The Shakespeare Club of Stratford-upon-Avon is a society based in Stratford-upon-Avon, England, that celebrates the life and literary works of William Shakespeare. It is the oldest Shakespeare society in the world, having been in existence since 1824. It now meets monthly between October and May at the Shakespeare Institute, for a series of lectures on a wide range of Shakespeare-related subjects.

== History ==

On 23 April 1824, Mr Thomas Hyde held a dinner at the Falcon Inn to commemorate Shakespeare's Birthday. This event, attended by a dozen or so local gentlemen, is usually taken to mark the foundation of the Shakespeare Club. "The first object of the Club was the annual celebration of the poet's birthday as well as the carrying out of a triennial commemoration on a larger scale" This was not however the first occasion on which Stratfordians had independently come together to honour the memory of Shakespeare. 1816 had marked the bicentenary of his death and "was commemorated by public banquets, a ball and firework display", and other celebrations were held between 1816 and 1823.
The 1824 Club though proved so successful that by 1826 the annual dinner had to be held in the Town Hall rather than the Falcon Inn. By 1827, when the first triennial commemoration was held the club's membership numbered 400, a procession of Shakespeare's characters walked around the town before proceeding to New Place to lay the foundation stone of the town's first permanent theatre. In the same year a rival Shakespeare Club, the True Blue Club, was also founded, and for several years the two were in direct competition. In 1830 the original club was honoured as "King George IV...became the patron of the Club. ..henceforward ... to be known as the Royal Shakespearean Club". The Club continued under royal patronage until its refounding in 1874.

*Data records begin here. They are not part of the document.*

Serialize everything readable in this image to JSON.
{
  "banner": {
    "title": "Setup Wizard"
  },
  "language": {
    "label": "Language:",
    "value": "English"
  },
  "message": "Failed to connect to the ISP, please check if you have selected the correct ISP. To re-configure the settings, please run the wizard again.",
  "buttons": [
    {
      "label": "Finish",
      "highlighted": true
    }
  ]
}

In 1835 the Club set up the Shakespearean Monumental Committee to raise money to restore Shakespeare's monument and the graves of his family in Holy Trinity Church. Then in 1837 it was announced that "The object of the members of the Royal Shakespearean Club is not to convene an assembly...merely to enjoy the festive board. They desire to add, if possible, honour to the memory ... to preserve every relic... to render his works more universally read... and to hand down his writings to posterity". The Club extended the range of its involvement "to the preservation of the house in which Shakespeare's father resided, in Henley Street, the presumed Birthplace of Shakespeare; and to Anne Hathaway's Cottage, and even to the purchase of the site of New Place". It was a committee formed by the Shakespeare Club that took on the responsibility of organising the purchase of the Birthplace which eventually led to the creation of the Shakespeare Birthplace Trust.

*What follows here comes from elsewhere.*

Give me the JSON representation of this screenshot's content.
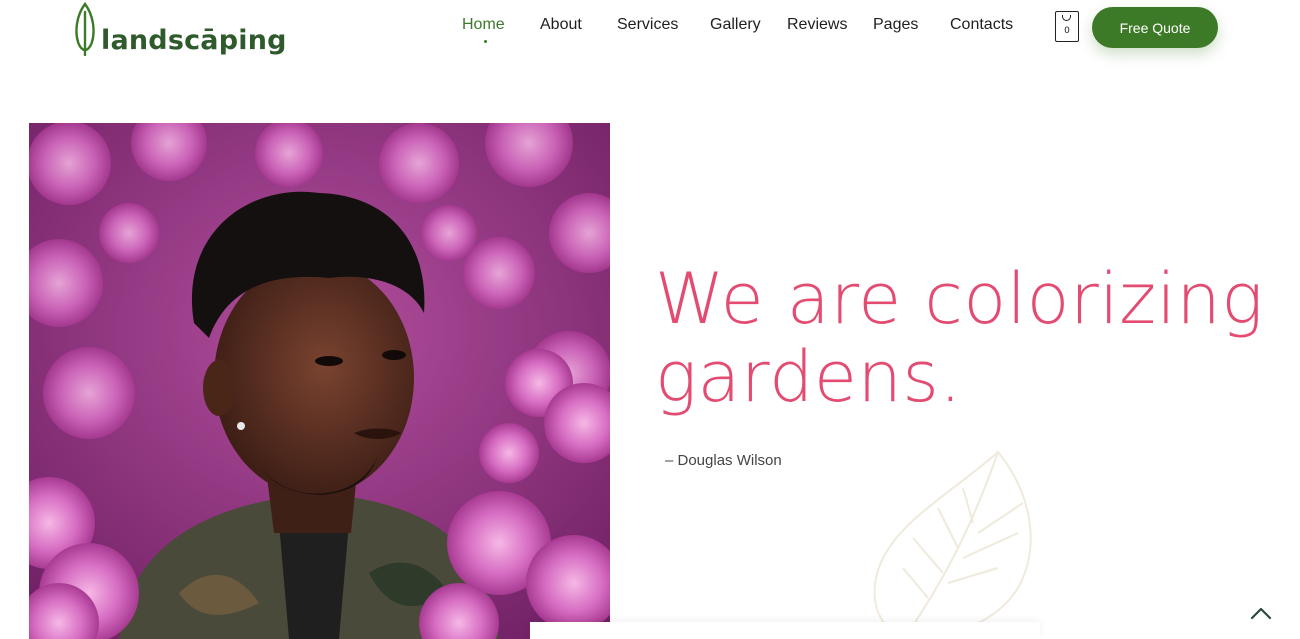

In the second half of the nineteenth century the Club that had once initiated all Shakespeare-related activity in the town found itself without an over-riding purpose as first the Shakespeare Birthplace Trust, then the Shakespeare Memorial Theatre, were founded in order to preserve the memory of Shakespeare, the buildings associated with him, and the promotion of his works. These organisations also took on the responsibility of organising annual festivities.

The Club reinvented itself in the 1870s, and was formally refounded in 1874, becoming largely a social club offering lectures during the year. Now its main role is as a meeting-place for Shakespeare-lovers in the town at its meetings and at the Shakespeare Birthday Celebrations.

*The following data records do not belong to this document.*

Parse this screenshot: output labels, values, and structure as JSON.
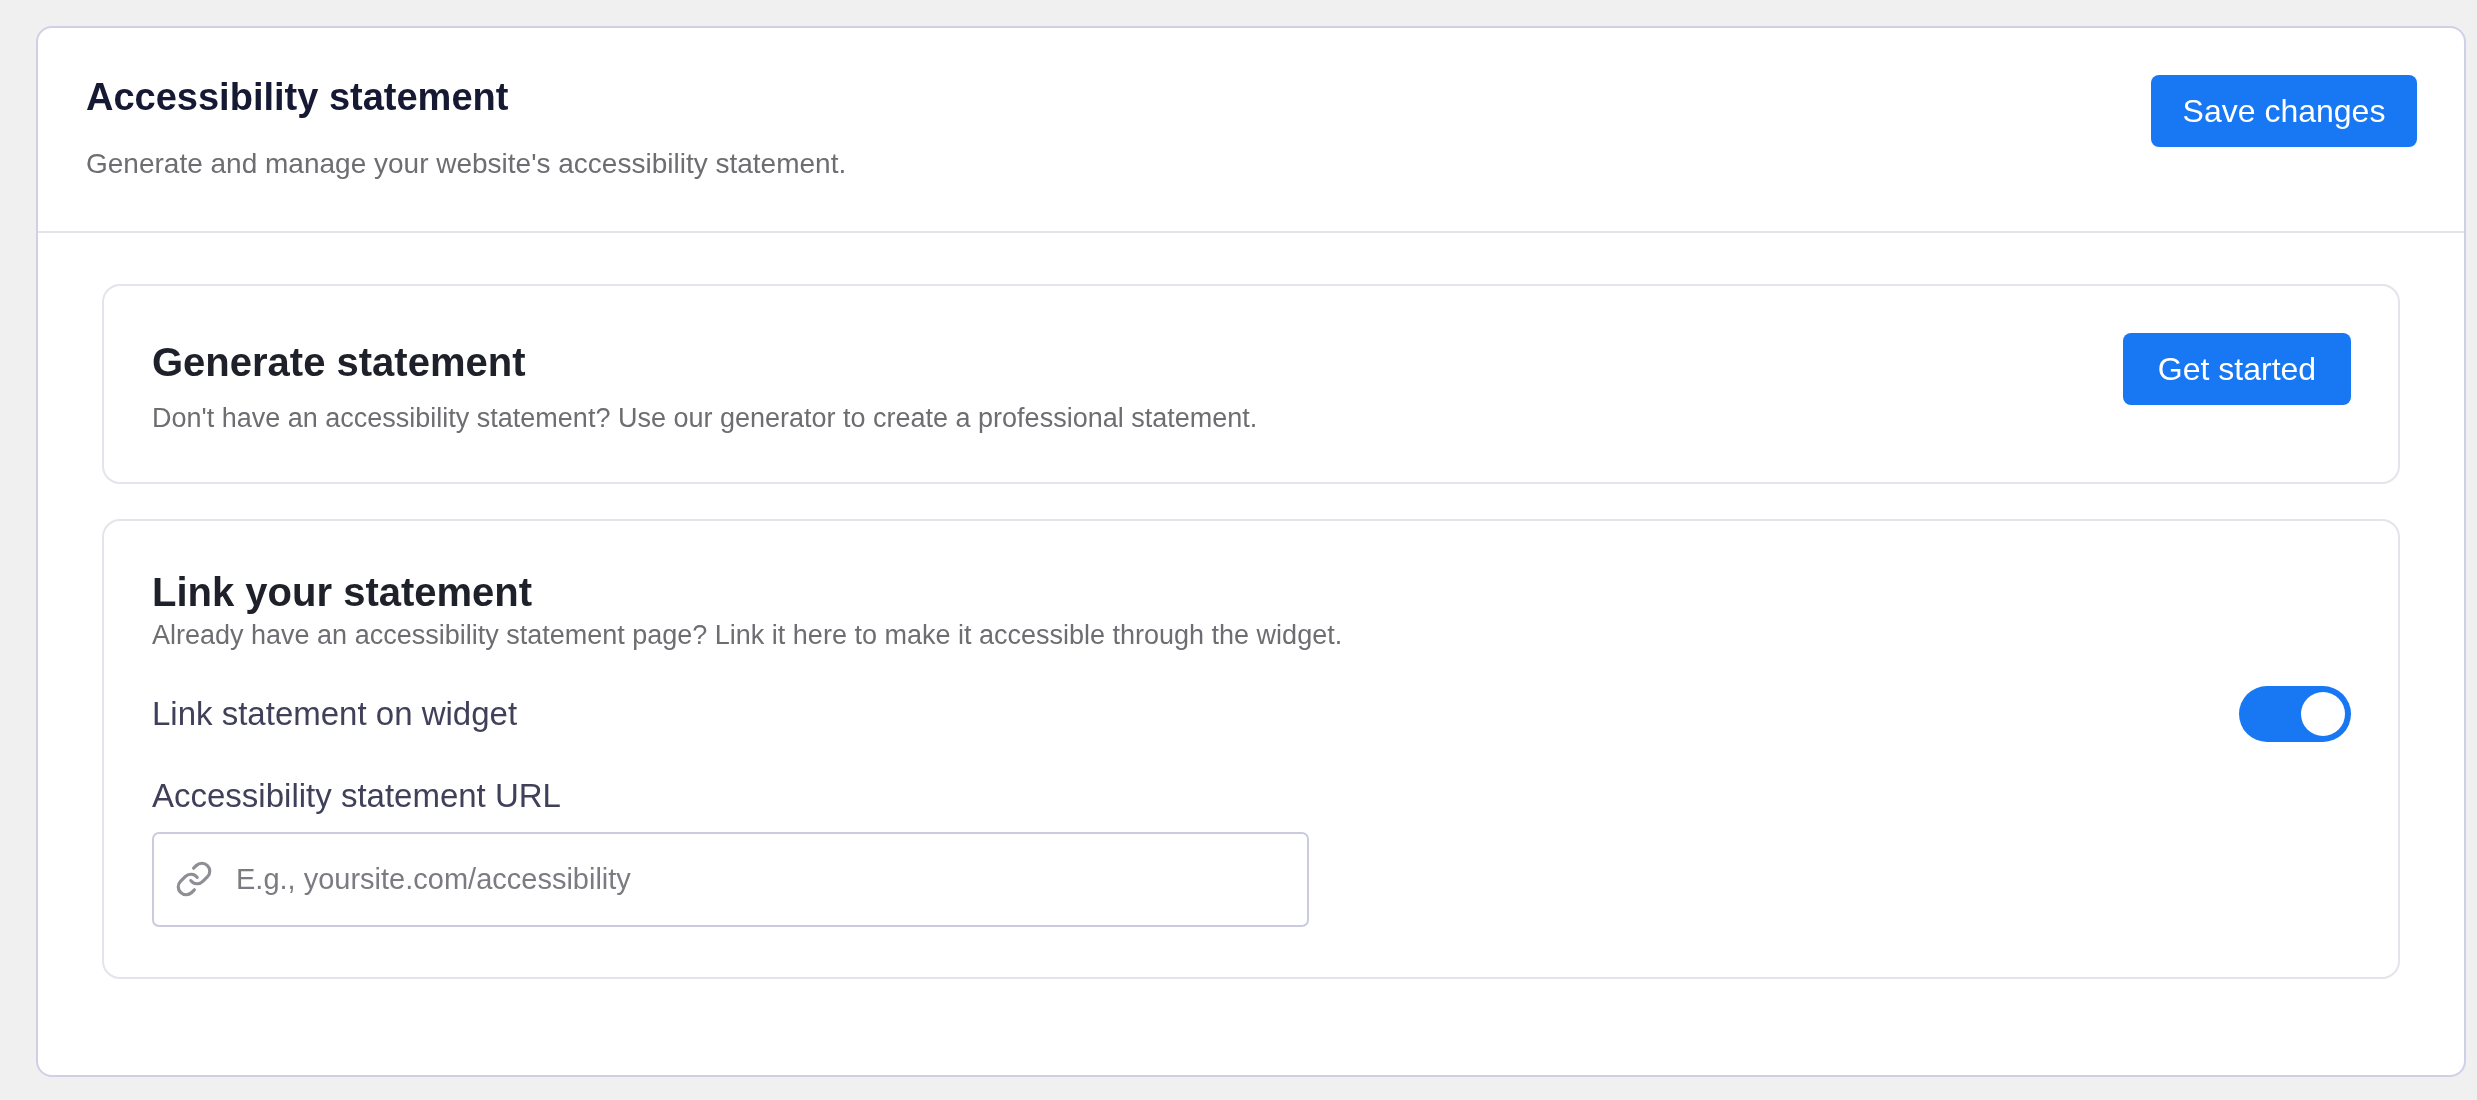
{
  "header": {
    "title": "Accessibility statement",
    "subtitle": "Generate and manage your website's accessibility statement.",
    "save_button": "Save changes"
  },
  "sections": [
    {
      "kind": "action",
      "title": "Generate statement",
      "description": "Don't have an accessibility statement? Use our generator to create a professional statement.",
      "button": "Get started"
    },
    {
      "kind": "link",
      "title": "Link your statement",
      "description": "Already have an accessibility statement page? Link it here to make it accessible through the widget.",
      "toggle": {
        "label": "Link statement on widget",
        "on": true
      },
      "url_field": {
        "label": "Accessibility statement URL",
        "placeholder": "E.g., yoursite.com/accessibility"
      }
    }
  ]
}
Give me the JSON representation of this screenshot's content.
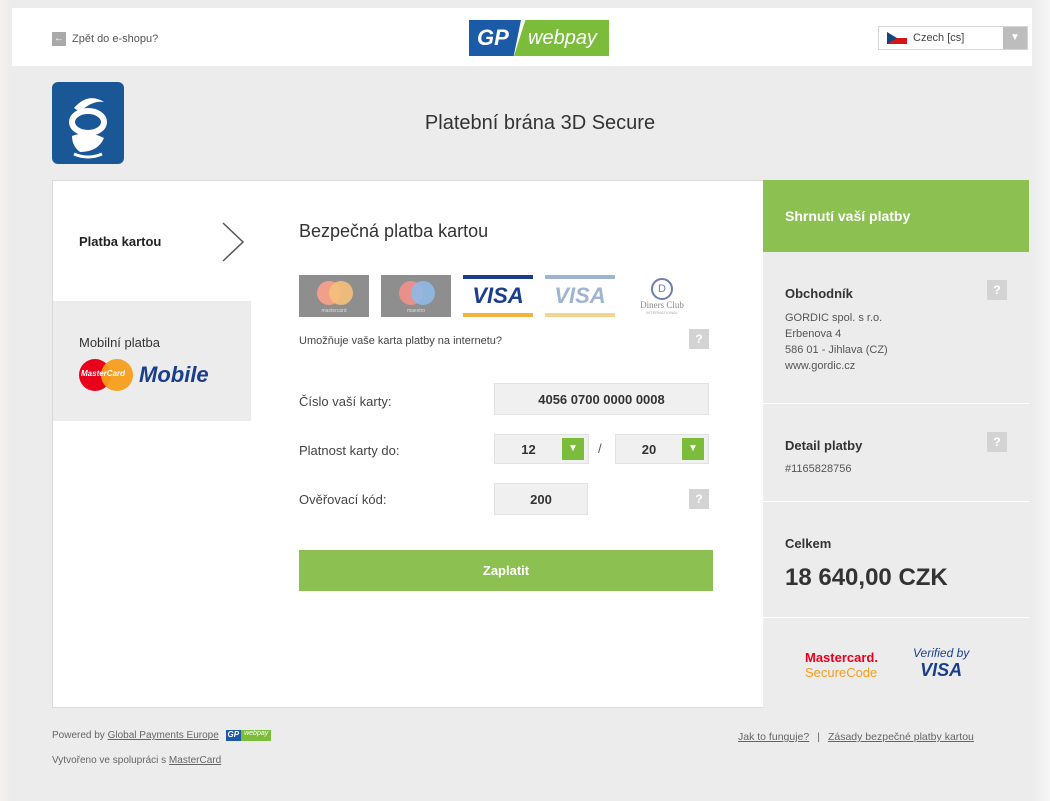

Social events are occasionally held and the Club takes part in the Shakespeare Birthday Celebrations, when a laurel wreath is carried to the church to be hung directly below Shakespeare's Monument in recognition of the Club's historic importance. (The wreath-laying tradition was first instituted in 1895.)

The Club's president changes annually and each year one meeting is the presidential evening. Presidents are usually academics or theatre professionals: in recent years presidents have included Professor Stanley Wells, Emma Rice, Professor Lena Orlin and Dame Harriet Walter. Distinguished past presidents have included John Gielgud, Peggy Ashcroft and Sir Richard Eyre.